Year of Focus

On a 2026 theme.

Year of Focus

Why should outside forces be able to direct my consciousness so easily?

Around the time of my birth (the mid-90s) it was not a social expectation that responses (reactions?) be immediate. Snail mail was still common and instant messaging platforms were very new. I still have a vague memory of being able to set my AIM status as “Away”, unreachable at this time, a third state between being “online and available” and “totally offline”.

That third state, “Away”, is no longer an option, either on the apps we use or as a general social expectation. All online chats are now treated like email (I’ll get to it when I get to it) but also sometimes not (those lucky few moments when stars and schedules align where you actually get to have a semi-real time conversation with someone via direct message) and it’s never quite clear when which applies. Even on what is ostensibly a “vacation” (I’m a faculty on a 9-month appointment, so most of January and the summer months are non-working hours), I am coaxed into replying to urgent emails, writing recommendation letters, and just generally being able to process things my brain is trying to separate from.

Work is by far the most common thing that pulls me from my Designated Relaxation Time—it’s impossible to truly detach from the goings on of academia, especially now that every political pundit thinks they know anything about how my job works and that the subject of Generative AI now creeps into nearly every daily conversation with loved ones—but it’s by no means the only thing. Algorithmic media, which can no longer realistically be called “social” media as no platform has worked on a social graph model for at least a decade at this point, is still psychologically associated as an “escape” in my mind every though for every 3 silly memes I’m served at least 1 post about the latest shooting, invasion, or active threat against the lives of my trans community members.

It’s exhausting.

In the tradition of CGP Grey, who suggests picking “themes” for years instead of resolutions, my 2026 theme is going to be “FOCUS”. Here’s what that means to me, written from myself to myself…
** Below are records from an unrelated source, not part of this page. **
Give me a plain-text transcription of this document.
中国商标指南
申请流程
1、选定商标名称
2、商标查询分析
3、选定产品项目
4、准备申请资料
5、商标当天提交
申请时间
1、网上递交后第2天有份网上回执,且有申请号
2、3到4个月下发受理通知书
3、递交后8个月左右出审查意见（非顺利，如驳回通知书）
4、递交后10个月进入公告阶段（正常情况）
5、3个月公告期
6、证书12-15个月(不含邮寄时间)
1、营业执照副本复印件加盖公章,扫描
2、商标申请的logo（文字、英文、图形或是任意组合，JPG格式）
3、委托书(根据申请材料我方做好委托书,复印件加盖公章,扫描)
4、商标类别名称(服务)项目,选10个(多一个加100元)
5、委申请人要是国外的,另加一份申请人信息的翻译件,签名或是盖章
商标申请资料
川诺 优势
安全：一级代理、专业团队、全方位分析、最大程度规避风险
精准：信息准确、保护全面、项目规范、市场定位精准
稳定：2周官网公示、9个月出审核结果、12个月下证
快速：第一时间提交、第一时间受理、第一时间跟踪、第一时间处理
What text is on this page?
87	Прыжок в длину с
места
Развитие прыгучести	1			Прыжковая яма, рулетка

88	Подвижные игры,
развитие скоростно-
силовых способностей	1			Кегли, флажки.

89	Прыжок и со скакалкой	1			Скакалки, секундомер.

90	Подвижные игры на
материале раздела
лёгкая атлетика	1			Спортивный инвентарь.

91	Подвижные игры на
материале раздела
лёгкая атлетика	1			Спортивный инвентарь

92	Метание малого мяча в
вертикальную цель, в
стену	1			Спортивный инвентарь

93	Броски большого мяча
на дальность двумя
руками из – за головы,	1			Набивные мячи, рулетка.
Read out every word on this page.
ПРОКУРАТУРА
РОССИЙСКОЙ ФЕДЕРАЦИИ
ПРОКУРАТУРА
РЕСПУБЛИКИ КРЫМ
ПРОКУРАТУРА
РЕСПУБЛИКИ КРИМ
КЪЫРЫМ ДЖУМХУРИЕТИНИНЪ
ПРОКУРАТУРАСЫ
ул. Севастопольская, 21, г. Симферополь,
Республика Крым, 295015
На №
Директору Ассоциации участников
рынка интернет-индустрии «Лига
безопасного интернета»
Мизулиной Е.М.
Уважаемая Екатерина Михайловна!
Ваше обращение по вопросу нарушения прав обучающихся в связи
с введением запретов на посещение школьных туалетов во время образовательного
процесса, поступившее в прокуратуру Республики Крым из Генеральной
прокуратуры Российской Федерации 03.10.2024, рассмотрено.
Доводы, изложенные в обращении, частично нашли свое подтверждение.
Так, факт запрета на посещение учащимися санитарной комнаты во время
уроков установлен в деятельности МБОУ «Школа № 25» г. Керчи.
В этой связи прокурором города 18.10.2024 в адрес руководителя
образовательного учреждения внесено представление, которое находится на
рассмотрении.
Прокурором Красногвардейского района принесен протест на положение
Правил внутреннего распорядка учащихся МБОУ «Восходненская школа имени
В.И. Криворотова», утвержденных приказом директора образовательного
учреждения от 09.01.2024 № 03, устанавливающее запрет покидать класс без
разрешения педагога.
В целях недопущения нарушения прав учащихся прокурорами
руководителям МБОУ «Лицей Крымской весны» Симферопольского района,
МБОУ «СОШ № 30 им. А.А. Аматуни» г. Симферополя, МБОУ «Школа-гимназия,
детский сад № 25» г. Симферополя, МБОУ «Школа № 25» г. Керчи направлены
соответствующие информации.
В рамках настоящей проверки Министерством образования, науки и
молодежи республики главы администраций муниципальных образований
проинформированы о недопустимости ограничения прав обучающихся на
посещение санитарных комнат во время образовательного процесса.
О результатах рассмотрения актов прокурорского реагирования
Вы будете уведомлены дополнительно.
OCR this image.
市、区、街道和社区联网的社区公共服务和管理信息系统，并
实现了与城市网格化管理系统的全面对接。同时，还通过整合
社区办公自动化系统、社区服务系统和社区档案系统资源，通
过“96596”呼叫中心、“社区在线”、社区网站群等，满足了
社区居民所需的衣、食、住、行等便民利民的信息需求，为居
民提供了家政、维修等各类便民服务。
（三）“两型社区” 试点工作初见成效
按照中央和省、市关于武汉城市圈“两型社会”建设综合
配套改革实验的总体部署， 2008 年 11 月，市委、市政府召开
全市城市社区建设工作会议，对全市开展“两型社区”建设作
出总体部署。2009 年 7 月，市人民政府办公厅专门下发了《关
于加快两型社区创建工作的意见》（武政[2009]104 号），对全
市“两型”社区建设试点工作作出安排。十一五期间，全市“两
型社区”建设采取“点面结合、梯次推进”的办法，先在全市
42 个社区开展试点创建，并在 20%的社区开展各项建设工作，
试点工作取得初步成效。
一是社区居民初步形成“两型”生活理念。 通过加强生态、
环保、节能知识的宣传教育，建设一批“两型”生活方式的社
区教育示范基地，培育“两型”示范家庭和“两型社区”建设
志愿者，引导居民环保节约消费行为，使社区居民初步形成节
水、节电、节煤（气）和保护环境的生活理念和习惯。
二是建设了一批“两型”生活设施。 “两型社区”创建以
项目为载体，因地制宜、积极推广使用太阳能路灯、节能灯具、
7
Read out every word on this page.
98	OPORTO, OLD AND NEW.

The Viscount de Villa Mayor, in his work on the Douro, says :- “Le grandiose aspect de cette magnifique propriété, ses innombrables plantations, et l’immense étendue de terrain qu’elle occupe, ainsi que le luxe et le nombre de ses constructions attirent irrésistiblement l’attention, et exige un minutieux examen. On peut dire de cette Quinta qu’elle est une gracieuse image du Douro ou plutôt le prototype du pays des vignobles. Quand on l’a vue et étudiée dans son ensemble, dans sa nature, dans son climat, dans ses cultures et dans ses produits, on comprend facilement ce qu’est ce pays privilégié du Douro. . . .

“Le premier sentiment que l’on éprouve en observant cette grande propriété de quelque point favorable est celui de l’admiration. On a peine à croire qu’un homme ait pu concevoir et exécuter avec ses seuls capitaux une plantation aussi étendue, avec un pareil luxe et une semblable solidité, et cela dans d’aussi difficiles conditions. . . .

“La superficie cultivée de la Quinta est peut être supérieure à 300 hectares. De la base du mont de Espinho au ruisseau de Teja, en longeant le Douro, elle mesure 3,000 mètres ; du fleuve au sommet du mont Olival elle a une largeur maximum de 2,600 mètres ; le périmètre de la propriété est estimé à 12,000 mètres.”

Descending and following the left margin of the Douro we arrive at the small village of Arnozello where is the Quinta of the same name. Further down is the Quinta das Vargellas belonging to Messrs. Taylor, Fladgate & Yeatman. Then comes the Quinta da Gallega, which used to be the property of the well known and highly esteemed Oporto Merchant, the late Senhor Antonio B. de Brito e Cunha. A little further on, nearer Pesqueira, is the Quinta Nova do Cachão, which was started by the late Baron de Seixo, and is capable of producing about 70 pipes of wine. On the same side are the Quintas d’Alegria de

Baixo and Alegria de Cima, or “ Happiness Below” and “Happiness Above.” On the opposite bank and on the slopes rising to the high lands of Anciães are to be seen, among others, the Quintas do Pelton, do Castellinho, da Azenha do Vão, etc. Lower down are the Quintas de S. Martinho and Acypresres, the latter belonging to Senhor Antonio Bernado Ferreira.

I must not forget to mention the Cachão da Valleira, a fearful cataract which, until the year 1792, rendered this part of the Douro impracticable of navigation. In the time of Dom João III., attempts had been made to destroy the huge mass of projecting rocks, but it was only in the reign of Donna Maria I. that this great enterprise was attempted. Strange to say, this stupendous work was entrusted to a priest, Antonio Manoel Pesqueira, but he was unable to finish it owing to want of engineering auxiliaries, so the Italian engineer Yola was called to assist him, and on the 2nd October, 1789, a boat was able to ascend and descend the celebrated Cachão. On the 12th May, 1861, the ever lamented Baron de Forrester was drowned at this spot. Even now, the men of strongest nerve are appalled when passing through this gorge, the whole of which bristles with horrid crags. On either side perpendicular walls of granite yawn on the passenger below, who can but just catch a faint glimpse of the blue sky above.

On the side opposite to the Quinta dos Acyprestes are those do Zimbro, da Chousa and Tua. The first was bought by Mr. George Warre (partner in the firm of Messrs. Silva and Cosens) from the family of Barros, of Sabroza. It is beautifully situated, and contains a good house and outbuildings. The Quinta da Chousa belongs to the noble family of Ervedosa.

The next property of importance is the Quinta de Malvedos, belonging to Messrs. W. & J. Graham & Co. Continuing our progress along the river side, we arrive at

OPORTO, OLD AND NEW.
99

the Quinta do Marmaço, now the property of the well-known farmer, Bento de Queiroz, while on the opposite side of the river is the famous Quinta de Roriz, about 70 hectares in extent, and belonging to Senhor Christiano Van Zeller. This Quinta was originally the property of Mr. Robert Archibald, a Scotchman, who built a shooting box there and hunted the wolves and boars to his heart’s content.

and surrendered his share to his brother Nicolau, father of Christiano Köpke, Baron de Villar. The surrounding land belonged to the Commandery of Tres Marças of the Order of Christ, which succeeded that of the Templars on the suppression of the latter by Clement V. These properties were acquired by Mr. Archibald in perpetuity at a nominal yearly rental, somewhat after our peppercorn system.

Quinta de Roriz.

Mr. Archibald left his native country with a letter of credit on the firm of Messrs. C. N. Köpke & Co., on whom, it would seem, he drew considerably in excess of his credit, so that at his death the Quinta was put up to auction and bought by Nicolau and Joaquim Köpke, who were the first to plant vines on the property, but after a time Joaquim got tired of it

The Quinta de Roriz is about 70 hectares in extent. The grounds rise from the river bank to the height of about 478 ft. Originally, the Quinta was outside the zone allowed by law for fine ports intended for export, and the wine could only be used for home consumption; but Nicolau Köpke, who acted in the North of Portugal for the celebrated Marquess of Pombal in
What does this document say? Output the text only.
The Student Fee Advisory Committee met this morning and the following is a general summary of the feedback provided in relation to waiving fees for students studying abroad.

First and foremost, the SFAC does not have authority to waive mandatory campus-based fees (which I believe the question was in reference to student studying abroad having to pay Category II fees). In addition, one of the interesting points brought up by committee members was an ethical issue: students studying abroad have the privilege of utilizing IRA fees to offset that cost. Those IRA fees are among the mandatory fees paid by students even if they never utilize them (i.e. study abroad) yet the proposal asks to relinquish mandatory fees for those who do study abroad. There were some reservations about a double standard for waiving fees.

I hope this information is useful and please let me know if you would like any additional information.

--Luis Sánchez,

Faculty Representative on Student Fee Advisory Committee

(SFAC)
  1. Write Explicit Career Goals: Now that you have some semblance of job security, figure out where you want to go from here. Where do you actually want to be in five years? (This question has been very difficult for me to answer previously due to trauma-related reasons.)
  2. Improve How You Spend Your Free Time: Lay out everything you do on a daily, weekly, monthly basis and identify which of your life goals it contributes to. A friend recently told me that all hobbies should fulfill at least one of five categories: artistic, intellectual, social, athletic, and civic. How are you meeting each of these on a regular basis?
  3. Read More Books: Less scrolling, more deep reading. Long form media of all kinds, but especially paper books. Even audiobooks are too easy to doze off during.
  4. Focus on One Thing: You spend too much time playing a video game while listening to a podcast, or cooking while watching a YouTube video. This divided attention is not helping you experience either piece of art as it was meant to be experienced (a sin worse than murder) and you are not fully absorbing the meaning of either, you’re just distracting yourself.
  5. Interrogate Your Infomania: Your desire to be constantly consuming things, especially up-to-date news, should probably be investigated. What are you running from? Being alone with your own thoughts? Are you seeking a sense of control over the chaos of modern life when you should be letting go of the illusion of control?
  6. Get Hyperlocal: Instead of being pressed about the state of things all over the world, learn more about your local community and what its specific problems/needs are. You recently attended a monthly brunch of people who live on your street and nearby streets; it was revelatory. More of this!
  7. For Real Though, Reduce Your Social Media Use: It doesn’t serve you and in fact makes you feel really bad. Get yourself (and more of your friends) on encrypted, non-algorithmic messaging apps like Signal and mesh networks.
  8. Prepare For The Worst, but No Doomerism: Leftists love to speak with urgency about how any month now, any day now, the empire will come crumbling down and life as we know it will change forever. All financial institutions will collapse, we’ll all have to forage for berries, etc. This is mentally destabilizing and probably wrong. Keep saving money and contributing to a retirement fund as you’ve been doing. Prepare for a terrible apocalypse (“go bags”, supplies, tools, etc.), but don’t spend every day freaking out about it.

At the start of the year, I made vision boards with my partner. With the news continuing to suck, I thought about how important it will be to maintain my sense of stability in a destabilizing world. The Year of Focus is fundamentally about staying joyous and grounded through material actions that help myself and my community. I think it came through in the final product…

My 2026 vision board.

Many are forecasting, as I have, that analog media consumption will hit the mainstream this year: iPods and other MP3 players, DVDs/Blu-Rays, Nintendo 3DS systems, even physical alarm clocks will hit the mainstream as people perform “digital detoxes”. Cringe as this may be to some, god, I hope so. May we all reclaim our attention spans in 2026!!


Currently Reading

Watch History

Bops, Vibes, & Jams

  • Bruno Mars dropped the first single of his forthcoming album, The Romantic, his first solo project in ten years. I enjoyed it but am eagerly awaiting what else is in store!

Note of the Week

And now, your weekly Koko.

Koko the cat, laying on a pillow on my lap.